Les anciens du 30e et du 230e écoutent l'historique du 30e raconté par le colonel Tapponnier

Avec une sûreté d'information due à la connaissance parfaite du sujet, qu'il a vécu pendant la grande guerre avec un héroïsme auquel chacun rend hommage, M. Tapponnier retrace à grands traits la carrière du 30e de 1617 à 1922.

L'HISTORIQUE DU 30e RI

Mon Général,
Général Santos-Cottin, Président d'honneur de l'Amicale des Anciens du 30e
Médecin - Capitaine Cattin, Président de l'Amicale du 230e
Médecin-Colonel Gallet, Président de l'Office National des Combattants,
Lieutenant Protin, Adjoint au Maire d'Annecy,
Mes chers Camarades,
La cérémonie qui se déroule aujourd'hui, sur l'esplanade du Château, a un double but : glorifier le 30e RI, un des plus anciens régiments de France ; rendre un pieux hommage à tous ceux qui eurent l'honneur d'y servir et de verser leur sang sur les champs de bataille de l'Europe, de l'Afrique du Nord et de l'Amérique du Nord.
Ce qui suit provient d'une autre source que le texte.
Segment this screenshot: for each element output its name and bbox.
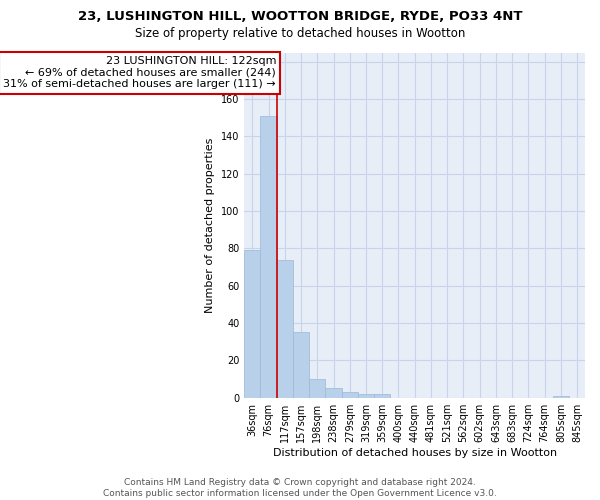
Text: Size of property relative to detached houses in Wootton: Size of property relative to detached ho… xyxy=(135,28,465,40)
Text: 23 LUSHINGTON HILL: 122sqm
← 69% of detached houses are smaller (244)
31% of sem: 23 LUSHINGTON HILL: 122sqm ← 69% of deta… xyxy=(4,56,276,90)
Bar xyxy=(310,379,325,398)
Bar xyxy=(553,396,569,398)
X-axis label: Distribution of detached houses by size in Wootton: Distribution of detached houses by size … xyxy=(272,448,557,458)
Text: Contains HM Land Registry data © Crown copyright and database right 2024.
Contai: Contains HM Land Registry data © Crown c… xyxy=(103,478,497,498)
Bar xyxy=(358,394,374,398)
Bar xyxy=(325,388,342,398)
Bar xyxy=(244,250,260,398)
Bar xyxy=(277,260,293,398)
Bar xyxy=(374,394,391,398)
Bar xyxy=(342,392,358,398)
Text: 23, LUSHINGTON HILL, WOOTTON BRIDGE, RYDE, PO33 4NT: 23, LUSHINGTON HILL, WOOTTON BRIDGE, RYD… xyxy=(78,10,522,23)
Bar xyxy=(260,116,277,398)
Y-axis label: Number of detached properties: Number of detached properties xyxy=(205,138,215,313)
Bar xyxy=(293,332,310,398)
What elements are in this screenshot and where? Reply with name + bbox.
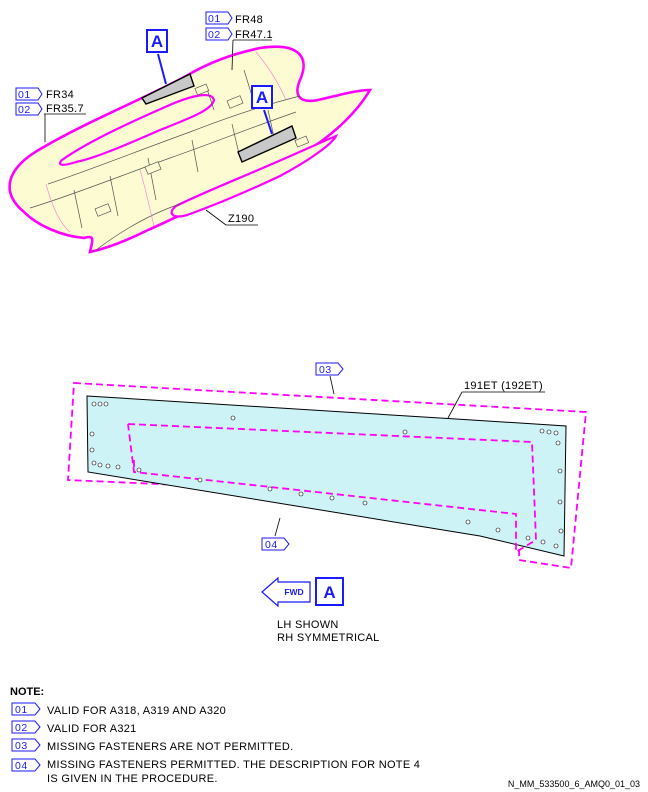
svg-text:FR34: FR34: [46, 89, 74, 101]
view-a-callout-2: A: [251, 85, 273, 109]
view-a-panel-lower: [237, 125, 297, 163]
svg-text:03: 03: [15, 740, 28, 752]
fastener-holes: [89, 401, 564, 549]
svg-text:IS GIVEN IN THE PROCEDURE.: IS GIVEN IN THE PROCEDURE.: [47, 773, 218, 785]
notes-title: NOTE:: [10, 686, 44, 698]
svg-text:01: 01: [208, 13, 221, 25]
part-label-191et: 191ET (192ET): [447, 380, 545, 419]
view-a-panel-upper: [140, 73, 195, 105]
panel-191et: [86, 395, 567, 557]
svg-text:03: 03: [319, 364, 332, 376]
svg-text:A: A: [256, 88, 268, 107]
notes-section: NOTE: 01 VALID FOR A318, A319 AND A320 0…: [10, 686, 420, 785]
orientation-indicator: FWD A LH SHOWN RH SYMMETRICAL: [261, 576, 380, 644]
svg-text:FR47.1: FR47.1: [235, 29, 273, 41]
note-02: 02 VALID FOR A321: [11, 720, 137, 735]
frame-lines-pink: [45, 51, 287, 233]
panel-detail: 03 04 191ET (192ET): [67, 362, 587, 570]
fwd-arrow: [261, 576, 311, 608]
fuselage-lower-opening: [170, 133, 339, 218]
svg-text:04: 04: [15, 760, 28, 772]
fuselage-view: A A 01 FR48 02 FR47.1 01 FR34 02 FR: [8, 11, 373, 254]
frame-label-fr48: 01 FR48: [205, 11, 263, 26]
note-01: 01 VALID FOR A318, A319 AND A320: [11, 702, 226, 717]
drawing-reference: N_MM_533500_6_AMQ0_01_03: [508, 779, 640, 789]
note-tag-03: 03: [315, 362, 344, 395]
frame-label-fr47-1: 02 FR47.1: [205, 27, 273, 71]
svg-text:FR48: FR48: [235, 14, 263, 26]
note-03: 03 MISSING FASTENERS ARE NOT PERMITTED.: [11, 738, 294, 753]
svg-text:FR35.7: FR35.7: [46, 103, 84, 115]
frame-label-fr34: 01 FR34: [15, 87, 74, 101]
zone-label-z190: Z190: [205, 209, 258, 226]
svg-text:02: 02: [18, 104, 31, 116]
svg-text:191ET (192ET): 191ET (192ET): [464, 380, 543, 392]
note-04: 04 MISSING FASTENERS PERMITTED. THE DESC…: [11, 758, 420, 785]
svg-text:Z190: Z190: [228, 213, 254, 225]
svg-text:01: 01: [18, 89, 31, 101]
svg-text:MISSING FASTENERS PERMITTED. T: MISSING FASTENERS PERMITTED. THE DESCRIP…: [47, 759, 420, 771]
note-tag-04: 04: [261, 517, 290, 551]
svg-text:VALID FOR A321: VALID FOR A321: [47, 723, 137, 735]
zone-no-missing-fasteners: [67, 382, 587, 570]
svg-text:A: A: [323, 583, 335, 602]
svg-text:01: 01: [15, 704, 28, 716]
view-a-box: [315, 577, 344, 606]
rh-symmetrical-label: RH SYMMETRICAL: [277, 632, 380, 644]
svg-text:MISSING FASTENERS ARE NOT PERM: MISSING FASTENERS ARE NOT PERMITTED.: [47, 741, 294, 753]
svg-text:02: 02: [15, 722, 28, 734]
svg-text:A: A: [151, 32, 163, 51]
frame-label-fr35-7: 02 FR35.7: [15, 102, 86, 142]
svg-text:VALID FOR A318, A319 AND A320: VALID FOR A318, A319 AND A320: [47, 705, 226, 717]
fuselage-inner-opening: [58, 94, 216, 166]
svg-text:FWD: FWD: [284, 587, 303, 597]
svg-text:04: 04: [265, 539, 278, 551]
view-a-callout-1: A: [146, 29, 168, 53]
structure-cutouts: [94, 83, 310, 217]
svg-text:02: 02: [208, 29, 221, 41]
lh-shown-label: LH SHOWN: [277, 619, 339, 631]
La plaque commémorative qui vient d'être apposée sur la façade du Château et que mes camarades du 30e et du 230e RI placent sous la sauvegarde du public annécien, a une histoire que je ne vous conterai pas. Votre Comité a dû vaincre maintes difficultés. En son nom et en votre nom à tous, je remercie sincèrement ceux qui nous ont aidé à réaliser notre dessein, et en particulier ceux qui ont arraché une autorisation qui se faisait par trop attendre. Notre reconnaissance va également à ceux qui, anciens ou amis du 30e ont mis leurs connaissances à notre disposition pour nous faire mieux connaître l'histoire du régiment dans le passé.
Merci donc au sénateur Gallet, à M. Blanchard. architecte des monuments historiques, au général Cartier, au chef de bataillon Ch. Anthonioz, à M. Joseph Serand, conservateur du Château de Montrottier.
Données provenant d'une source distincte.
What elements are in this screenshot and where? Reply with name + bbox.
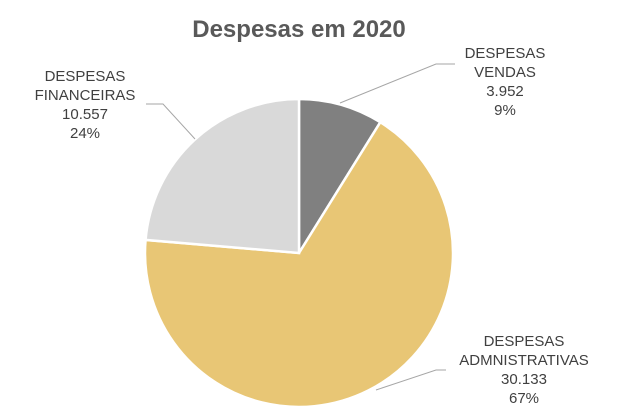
data-label-3-line-4: 24% xyxy=(70,125,100,142)
data-label-1: DESPESAS VENDAS 3.952 9% xyxy=(465,45,546,119)
pie-slice-2 xyxy=(143,120,455,409)
pie-slices xyxy=(143,97,455,409)
data-label-3-line-3: 10.557 xyxy=(62,106,108,123)
data-label-2-line-4: 67% xyxy=(509,390,539,407)
data-label-2: DESPESAS ADMNISTRATIVAS 30.133 67% xyxy=(459,333,588,407)
data-label-3-line-2: FINANCEIRAS xyxy=(35,87,136,104)
data-label-1-line-3: 3.952 xyxy=(486,83,524,100)
data-labels: DESPESAS VENDAS 3.952 9% DESPESAS ADMNISTRATI… xyxy=(35,45,589,407)
leader-line-3 xyxy=(146,103,196,140)
leader-lines xyxy=(146,63,455,391)
data-label-1-line-1: DESPESAS xyxy=(465,45,546,62)
data-label-2-line-1: DESPESAS xyxy=(484,333,565,350)
data-label-2-line-2: ADMNISTRATIVAS xyxy=(459,352,588,369)
pie-slice-1 xyxy=(297,97,383,258)
data-label-1-line-4: 9% xyxy=(494,102,516,119)
data-label-2-line-3: 30.133 xyxy=(501,371,547,388)
leader-line-2 xyxy=(375,369,446,391)
chart-title: Despesas em 2020 xyxy=(192,16,406,43)
leader-line-1 xyxy=(339,63,455,104)
pie-slice-3 xyxy=(144,97,301,255)
data-label-3-line-1: DESPESAS xyxy=(45,68,126,85)
data-label-1-line-2: VENDAS xyxy=(474,64,536,81)
data-label-3: DESPESAS FINANCEIRAS 10.557 24% xyxy=(35,68,136,142)
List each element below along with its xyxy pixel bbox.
Comme vous le verrez, la plaque présente en raccourci l'histoire du 30e depuis ses origines. Pour frapper l'esprit, nous avons dû séparer ce qui était uni et rompre quelque peu avec l'ordre chronologique. Je suis chargé de remettre les choses au point et de vous conter un peu moins  brièvement l'histoire du 30e.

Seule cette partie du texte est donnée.